For polluters, Donald Trump represents a free lunch. For taxpayers, not so much.
As Mother Jones reports, the potential environmental damage caused by mining is immense. And since rules around cleanup have often allowed companies to “self bond”—making a promise to conduct a proper clean up without actually acquiring insurance to cover that future cost—failing companies can leave taxpayers holding both the bill and an environmental disaster. For example, a single abandoned gold mine in the mountains south of the Fort Belknap Indian Community in Montana has left the area with a legacy of discolored water so polluted with acid that contact with it “makes skin burn and turn red.” After 20 years of attempted cleanup, the bill for dealing with this single mine is approaching $100 million, and the cleanup is still in early stages. The final bill is inestimable, and no approach is likely to restore the pristine water the area enjoyed previous to mining.
Before mining begins, companies are expected to set aside money to cover reclamation, based on cost estimates made by the Interior Department.
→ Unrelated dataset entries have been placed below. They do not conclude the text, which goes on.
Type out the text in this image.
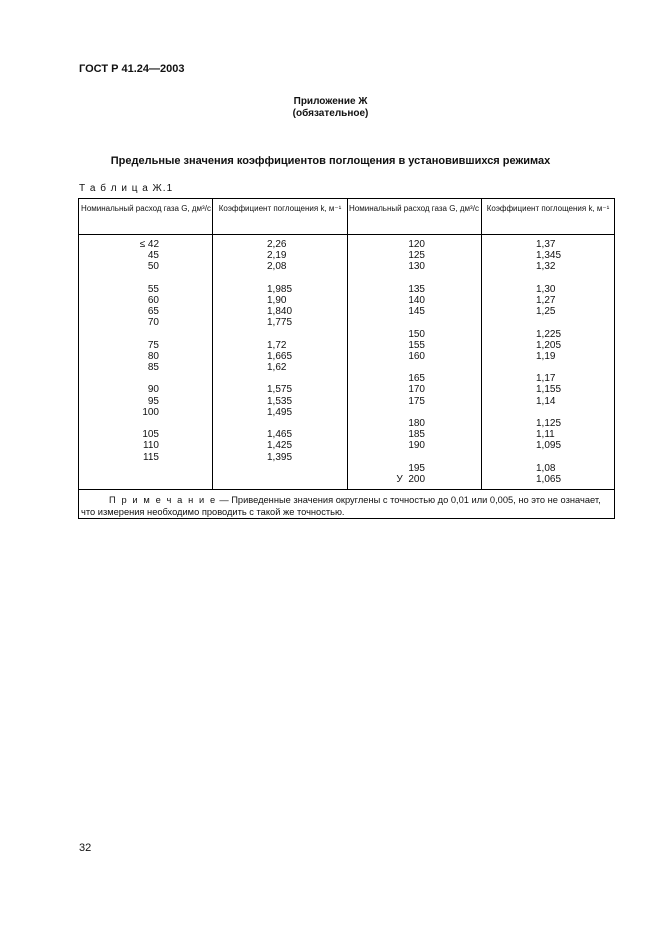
ГОСТ Р 41.24—2003
Приложение Ж
(обязательное)
Предельные значения коэффициентов поглощения в установившихся режимах
Т а б л и ц а Ж.1
Номинальный расход газа G, дм³/с Коэффициент поглощения k, м⁻¹ Номинальный расход газа G, дм³/с Коэффициент поглощения k, м⁻¹
≤ 42
45
50
55
60
65
70
75
80
85
90
95
100
105
110
115
2,26
2,19
2,08
1,985
1,90
1,840
1,775
1,72
1,665
1,62
1,575
1,535
1,495
1,465
1,425
1,395
120
125
130
135
140
145
150
155
160
165
170
175
180
185
190
195
У  200
1,37
1,345
1,32
1,30
1,27
1,25
1,225
1,205
1,19
1,17
1,155
1,14
1,125
1,11
1,095
1,08
1,065
П р и м е ч а н и е — Приведенные значения округлены с точностью до 0,01 или 0,005, но это не означает, что измерения необходимо проводить с такой же точностью.
32
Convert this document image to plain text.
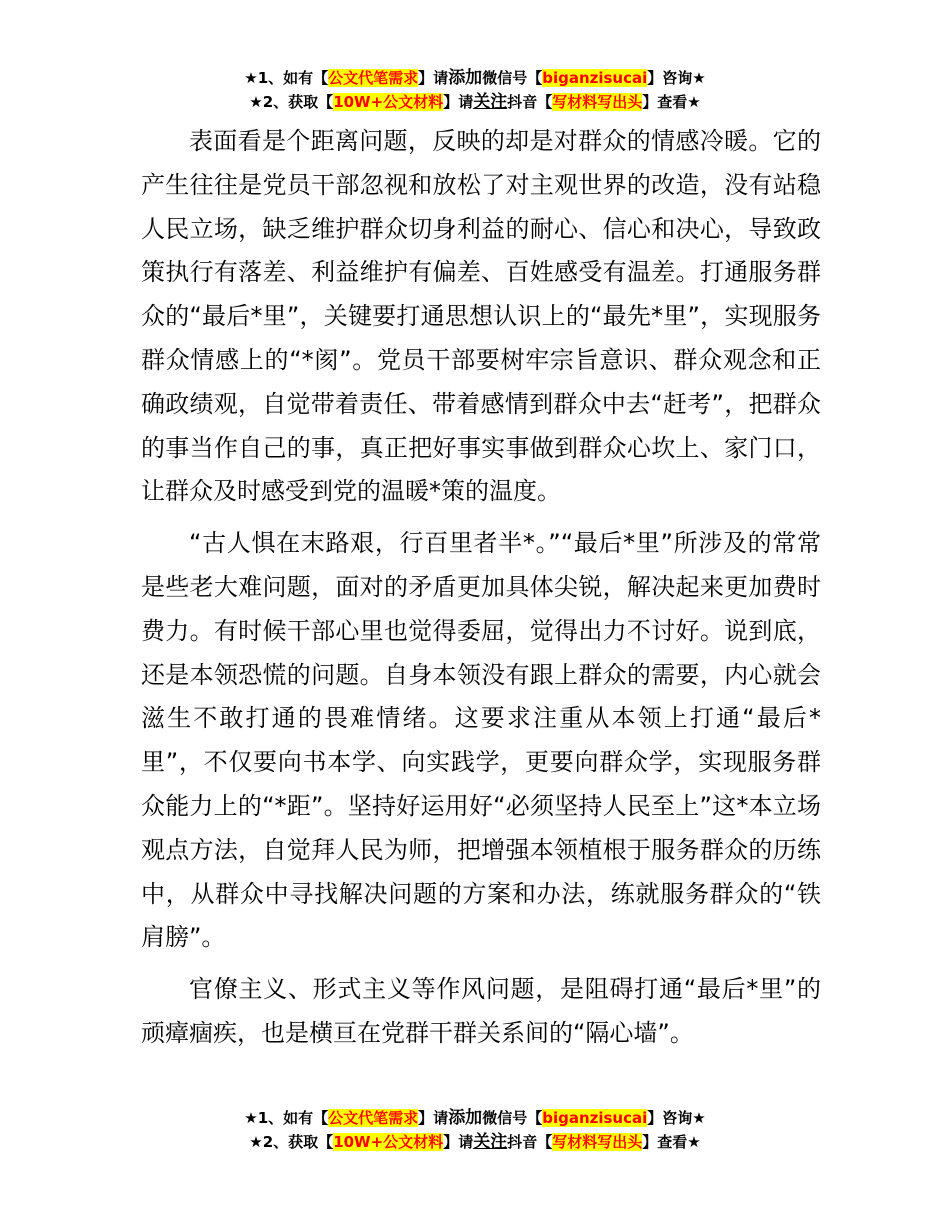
★1、如有【公文代笔需求】请添加微信号【biganzisucai】咨询★
★2、获取【10W+公文材料】请关注抖音【写材料写出头】查看★

表面看是个距离问题，反映的却是对群众的情感冷暖。它的产生往往是党员干部忽视和放松了对主观世界的改造，没有站稳人民立场，缺乏维护群众切身利益的耐心、信心和决心，导致政策执行有落差、利益维护有偏差、百姓感受有温差。打通服务群众的“最后*里”，关键要打通思想认识上的“最先*里”，实现服务群众情感上的“*阂”。党员干部要树牢宗旨意识、群众观念和正确政绩观，自觉带着责任、带着感情到群众中去“赶考”，把群众的事当作自己的事，真正把好事实事做到群众心坎上、家门口，让群众及时感受到党的温暖*策的温度。

“古人惧在末路艰，行百里者半*。”“最后*里”所涉及的常常是些老大难问题，面对的矛盾更加具体尖锐，解决起来更加费时费力。有时候干部心里也觉得委屈，觉得出力不讨好。说到底，还是本领恐慌的问题。自身本领没有跟上群众的需要，内心就会滋生不敢打通的畏难情绪。这要求注重从本领上打通“最后*里”，不仅要向书本学、向实践学，更要向群众学，实现服务群众能力上的“*距”。坚持好运用好“必须坚持人民至上”这*本立场观点方法，自觉拜人民为师，把增强本领植根于服务群众的历练中，从群众中寻找解决问题的方案和办法，练就服务群众的“铁肩膀”。

官僚主义、形式主义等作风问题，是阻碍打通“最后*里”的顽瘴痼疾，也是横亘在党群干群关系间的“隔心墙”。

★1、如有【公文代笔需求】请添加微信号【biganzisucai】咨询★
★2、获取【10W+公文材料】请关注抖音【写材料写出头】查看★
Experience has demonstrated that the number provided is often far too low to begin with, but companies have routinely appealed before agreeing to even lower numbers in arbitration or in court. And even then, the ability of larger companies to “self bond” can mean that the supposed money set aside can amount to nothing at all when the bill comes due.
The total of reclamation costs already carried by taxpayers is in the billions, and the issue is only getting worse as deregulatory efforts like those instituted by Trump make it easy to centralize the gains, and externalize the costs.